Title-holders are required to establish a prevention plan for industrial risks and to draw up an emergency contingency plan.

They are required to establish an environmental and social management plan and are liable for all damages caused to persons, properties and the environment due to their mining operations, even in the absence of misconduct. Liability is also incurred for any direct or indirect contamination having an impact on human health and/or the environment.

The Bill qualifies mining company workers, their dependants living with them on mining sites and the surrounding population as ‘vulnerable persons’, all of whom would benefit from a prima facie presumption of good faith in their statement for compensation and from legal protection and administrative assistance in procedures they could introduce against mining title-holders.

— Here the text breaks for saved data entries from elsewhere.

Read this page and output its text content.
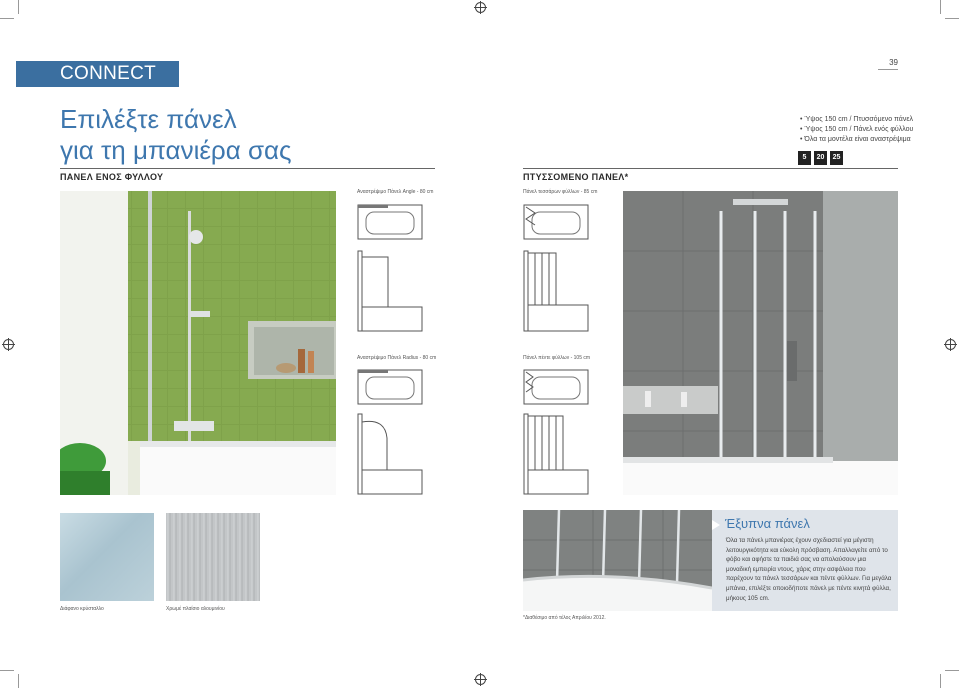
CONNECT
39
Επιλέξτε πάνελ
για τη μπανιέρα σας
• Ύψος 150 cm / Πτυσσόμενο πάνελ
• Ύψος 150 cm / Πάνελ ενός φύλλου
• Όλα τα μοντέλα είναι αναστρέψιμα
5	20	25
ΠΑΝΕΛ ΕΝΟΣ ΦΥΛΛΟΥ	ΠΤΥΣΣΟΜΕΝΟ ΠΑΝΕΛ*
Αναστρέψιμο Πάνελ Angle - 80 cm
Αναστρέψιμο Πάνελ Radius - 80 cm
Πάνελ τεσσάρων φύλλων - 85 cm
Πάνελ πέντε φύλλων - 105 cm
Διάφανο κρύσταλλο	Χρωμέ πλαίσιο αλουμινίου
*Διαθέσιμο από τέλος Απριλίου 2012.
Έξυπνα πάνελ
Όλα τα πάνελ μπανιέρας έχουν σχεδιαστεί για μέγιστη λειτουργικότητα και εύκολη πρόσβαση. Απαλλαγείτε από το φόβο και αφήστε τα παιδιά σας να απολαύσουν μια μοναδική εμπειρία ντους, χάρις στην ασφάλεια που παρέχουν τα πάνελ τεσσάρων και πέντε φύλλων. Για μεγάλα μπάνια, επιλέξτε οποιοδήποτε πάνελ με πέντε κινητά φύλλα, μήκους 105 cm.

An industrial liability fund is created, to which PE and concession-holders contribute each year, their contribution being tax deductible and based on the rate set in their mining convention but remaining within the ranges defined in the Bill: between one and 1.5 per cent of the total costs of their works in the development phase and 0.75 to one per cent of the turnover for the remainder of the exploitation period. Anyone who suffers a prejudice caused by mining operations can turn to this fund to obtain compensation.

Social liability

PE and concession-holders must establish a provision for diversified investments (the amount to be calculated by expected performance and not greater than 1.125 per cent of actual turnover) and a provision for mining investments (the amount to be calculated by expected performance and not greater than 2.6 per cent of actual turnover).

PE and concession-holders are obliged, at the end of their exploitation operations, to draw up a mine closure plan, guaranteeing the retention of the local population’s rights, and to establish a provision for the restoration and rehabilitation of the sites in proportion to the impact of the works planned or carried out.

Dispute resolution including arbitration

In the event of a dispute, the State will guarantee mining title-holders:

  • the acknowledgment of decisions issued in the framework of bilateral agreements and multilateral treaties such as those of the Multilateral Investment Guarantee Agency and ICSID (the International Centre for the Settlement of Investment Disputes) 
  • the acknowledgment of arbitration awards in application of the 1958 New York Convention.

Disputes relating to a mining convention which cannot be amicably settled may be referred to any arbitration court appointed by the parties.

Transition

The renewal of mining titles and the change from a PR to a PE or a mining concession is subject to the provisions of Gabon's draft mining Bill. Title-holders must comply with the provisions relating to hygiene, health and safety within one year, and must comply with the environmental provisions within three years, subject to sanctions. They can also requesting that the mining convention model introduced by the Bill be applied to them.